BEAUDOT Jean, dit Marien

Par Rolande Trempé

Né le 27 février 1868 à Montluçon (Allier), mort le 2 mars 1952 à Maisons-Alfort (Seine, Val-de-Marne) ; militant socialiste et syndicaliste des verriers de Carmaux (Tarn) ; administrateur de la Verrerie ouvrière d’Albi.

Fils d’une famille ouvrière de cinq enfants (quatre garçons et une fille), Jean Beaudot ne put recevoir qu’une instruction très élémentaire dans une école religieuse attachée à l’usine où travaillaient ses frères. Par la suite, grâce à sa vive intelligence et à sa volonté, il compléta sa formation intellectuelle par de nombreuses lectures. Bien que son père fût forgeron, il plaça son fils en apprentissage dans une verrerie. Il avait alors huit ans. C’est à Cormontreuil près de Reims (Marne) qu’il fit son rude apprentissage du métier de verrier. Il franchit tous les échelons : gamin, grand-garçon, souffleur. Plus tard il sera maître-souffleur.
Il quitta Cormontreuil pour Montluçon (Allier) où il passa quelques années décisives pour sa formation politique.

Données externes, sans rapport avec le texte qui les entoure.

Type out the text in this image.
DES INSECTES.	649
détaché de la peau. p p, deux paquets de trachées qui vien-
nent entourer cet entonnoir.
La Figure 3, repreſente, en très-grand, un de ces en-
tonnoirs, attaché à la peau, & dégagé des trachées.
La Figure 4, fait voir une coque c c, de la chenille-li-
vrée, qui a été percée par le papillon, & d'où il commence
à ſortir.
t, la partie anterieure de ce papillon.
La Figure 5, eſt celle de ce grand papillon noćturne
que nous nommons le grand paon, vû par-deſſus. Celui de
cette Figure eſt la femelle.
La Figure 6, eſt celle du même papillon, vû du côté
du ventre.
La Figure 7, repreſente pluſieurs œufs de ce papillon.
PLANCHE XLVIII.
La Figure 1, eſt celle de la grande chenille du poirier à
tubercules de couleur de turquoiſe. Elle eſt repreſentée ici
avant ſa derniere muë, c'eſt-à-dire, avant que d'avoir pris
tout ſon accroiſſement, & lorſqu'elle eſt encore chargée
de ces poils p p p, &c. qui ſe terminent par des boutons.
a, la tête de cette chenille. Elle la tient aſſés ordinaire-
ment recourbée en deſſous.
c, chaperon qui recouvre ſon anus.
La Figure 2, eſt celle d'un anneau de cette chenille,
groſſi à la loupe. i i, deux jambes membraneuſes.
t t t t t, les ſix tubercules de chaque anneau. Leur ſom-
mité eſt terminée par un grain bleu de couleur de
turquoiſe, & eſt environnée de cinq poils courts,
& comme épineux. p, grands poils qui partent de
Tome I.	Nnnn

C’est en effet sous l’influence de Jean Dormoy qu’il adhéra au socialisme en 1886. La même année il entrait au syndicat des verriers.
Il fut obligé de quitter Montluçon à la suite d’une grève. Il arriva à Carmaux (Tarn) en 1890, mais il partit en 1891 pour l’Italie où il ne resta d’ailleurs que peu de temps. En 1892 il se fixait à Carmaux, où il fonda une famille. Il s’intégra rapidement au milieu carmausin où le socialisme livrait alors ses premiers combats. Très rapidement il allait jouer un rôle de premier plan dans les luttes ouvrières.

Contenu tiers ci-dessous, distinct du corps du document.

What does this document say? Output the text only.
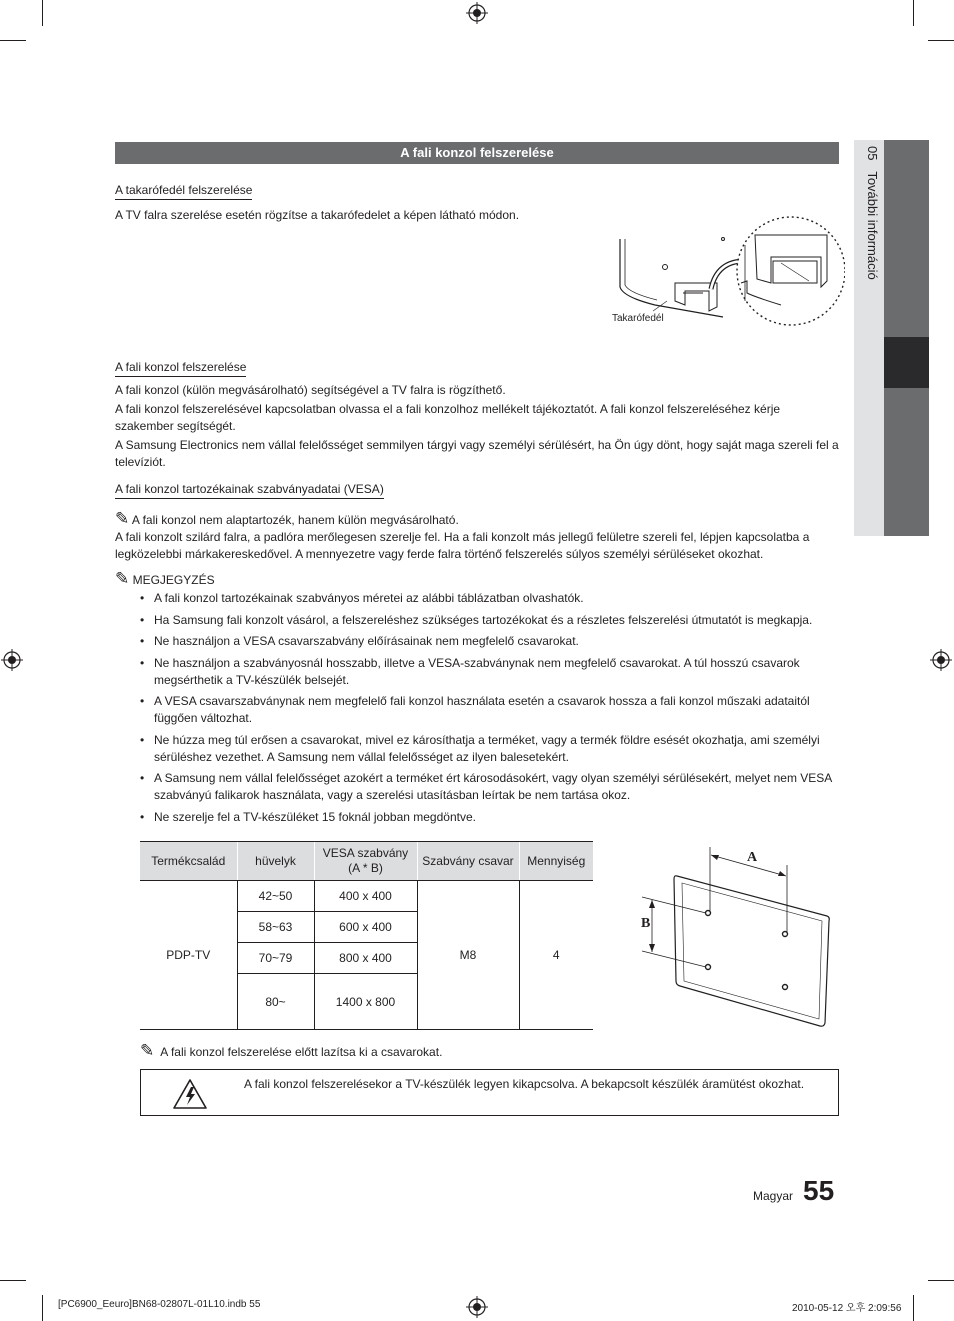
05   További információ
A fali konzol felszerelése
A takarófedél felszerelése
A TV falra szerelése esetén rögzítse a takarófedelet a képen látható módon.
Takarófedél
A fali konzol felszerelése
A fali konzol (külön megvásárolható) segítségével a TV falra is rögzíthető.
A fali konzol felszerelésével kapcsolatban olvassa el a fali konzolhoz mellékelt tájékoztatót. A fali konzol felszereléséhez kérje szakember segítségét.
A Samsung Electronics nem vállal felelősséget semmilyen tárgyi vagy személyi sérülésért, ha Ön úgy dönt, hogy saját maga szereli fel a televíziót.
A fali konzol tartozékainak szabványadatai (VESA)
✎ A fali konzol nem alaptartozék, hanem külön megvásárolható.
A fali konzolt szilárd falra, a padlóra merőlegesen szerelje fel. Ha a fali konzolt más jellegű felületre szereli fel, lépjen kapcsolatba a legközelebbi márkakereskedővel. A mennyezetre vagy ferde falra történő felszerelés súlyos személyi sérüléseket okozhat.
✎ MEGJEGYZÉS
• A fali konzol tartozékainak szabványos méretei az alábbi táblázatban olvashatók.
• Ha Samsung fali konzolt vásárol, a felszereléshez szükséges tartozékokat és a részletes felszerelési útmutatót is megkapja.
• Ne használjon a VESA csavarszabvány előírásainak nem megfelelő csavarokat.
• Ne használjon a szabványosnál hosszabb, illetve a VESA-szabványnak nem megfelelő csavarokat. A túl hosszú csavarok megsérthetik a TV-készülék belsejét.
• A VESA csavarszabványnak nem megfelelő fali konzol használata esetén a csavarok hossza a fali konzol műszaki adataitól függően változhat.
• Ne húzza meg túl erősen a csavarokat, mivel ez károsíthatja a terméket, vagy a termék földre esését okozhatja, ami személyi sérüléshez vezethet. A Samsung nem vállal felelősséget az ilyen balesetekért.
• A Samsung nem vállal felelősséget azokért a terméket ért károsodásokért, vagy olyan személyi sérülésekért, melyet nem VESA szabványú falikarok használata, vagy a szerelési utasításban leírtak be nem tartása okoz.
• Ne szerelje fel a TV-készüléket 15 foknál jobban megdöntve.
Termékcsalád	hüvelyk	VESA szabvány (A * B)	Szabvány csavar	Mennyiség
PDP-TV	42~50	400 x 400	M8	4
	58~63	600 x 400		
	70~79	800 x 400		
	80~	1400 x 800		
A
B
✎ A fali konzol felszerelése előtt lazítsa ki a csavarokat.
A fali konzol felszerelésekor a TV-készülék legyen kikapcsolva. A bekapcsolt készülék áramütést okozhat.
Magyar 55
[PC6900_Eeuro]BN68-02807L-01L10.indb 55	2010-05-12 오후 2:09:56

Sa fiche de police nous permet de dresser son portrait physique. Il est petit : 1 m 60, ses cheveux très frisés sont blonds-roux et il les porte longs. Il a les yeux noirs et point de barbe (Arch. Dép. Tarn : IV M 2/80, notice établie le 8 décembre 1893). Sur ses opinions une seule appréciation : « homme redouté ».
À travers la presse ouvrière locale dans laquelle il écrivait volontiers il nous apparaît, dans la fougue de sa jeunesse, comme un ardent et intransigeant socialiste. Libre penseur convaincu, il était violemment anticlérical. « Nous combattons le cléricalisme, écrivit-il dans le Cri des Travailleurs du 16 avril 1899, parce que le cléricalisme c’est l’ignorance, c’est le mensonge et que l’ignorance est la source de tous les maux dont souffre l’humanité ». Il aimait exprimer publiquement sa pensée et, à cette période de sa vie, il acceptait volontiers de parler en public. Les discours qu’il prononça à plusieurs reprises lors de l’enterrement civil de ses camarades de travail sont autant de manifestations politiques.

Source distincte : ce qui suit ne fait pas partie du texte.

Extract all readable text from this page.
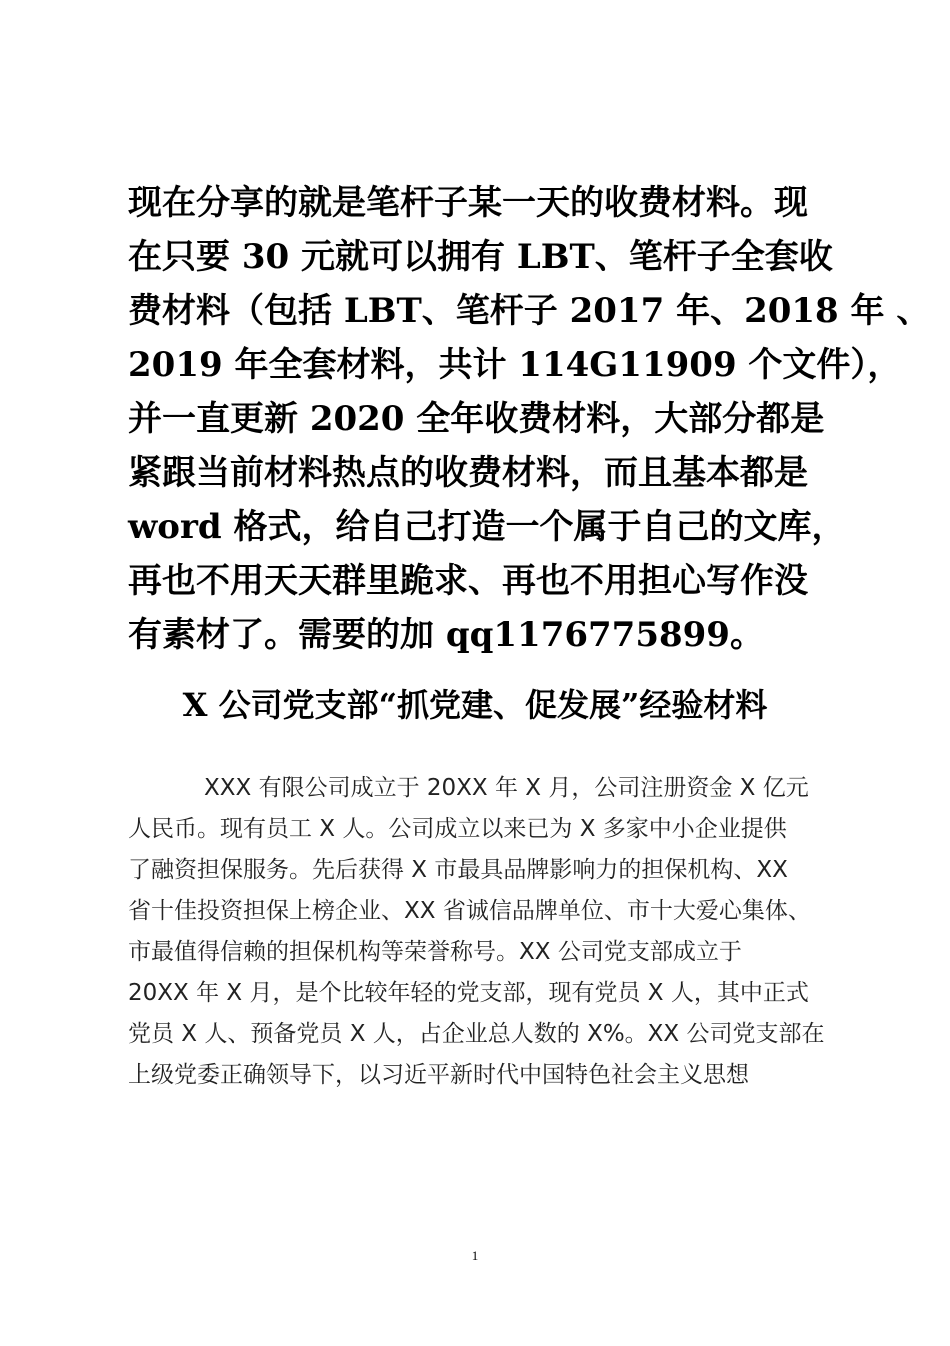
现在分享的就是笔杆子某一天的收费材料。现
在只要 30 元就可以拥有 LBT、笔杆子全套收
费材料（包括 LBT、笔杆子 2017 年、2018 年 、
2019 年全套材料，共计 114G11909 个文件），
并一直更新 2020 全年收费材料，大部分都是
紧跟当前材料热点的收费材料，而且基本都是
word 格式，给自己打造一个属于自己的文库，
再也不用天天群里跪求、再也不用担心写作没
有素材了。需要的加 qq1176775899。
X 公司党支部“抓党建、促发展”经验材料
XXX 有限公司成立于 20XX 年 X 月，公司注册资金 X 亿元
人民币。现有员工 X 人。公司成立以来已为 X 多家中小企业提供
了融资担保服务。先后获得 X 市最具品牌影响力的担保机构、XX
省十佳投资担保上榜企业、XX 省诚信品牌单位、市十大爱心集体、
市最值得信赖的担保机构等荣誉称号。XX 公司党支部成立于
20XX 年 X 月，是个比较年轻的党支部，现有党员 X 人，其中正式
党员 X 人、预备党员 X 人，占企业总人数的 X%。XX 公司党支部在
上级党委正确领导下，以习近平新时代中国特色社会主义思想
1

Dès son retour d’Italie en 1892, il apporta son appui aux mineurs en lutte, en août et septembre, contre la compagnie des mines. Bientôt il devint secrétaire du syndicat des verriers de Carmaux qu’il représenta avec Michel Aucouturier au congrès syndical mixte des Bourses du Travail et de la Fédération des syndicats, en juillet 1893, à Paris.
Il avait adhéré dès son installation à Carmaux au Cercle d’études sociales, nouvellement constitué. Selon le commissaire de police (rapport du 11 juillet 1893, Arch. Dép. Tarn IV M 2/74), il aurait alors appartenu à la tendance blanquiste et fait partie du groupe affilié au comité révolutionnaire central, organisé localement par Eugène Baudin lors de la grève des mineurs en août 1892.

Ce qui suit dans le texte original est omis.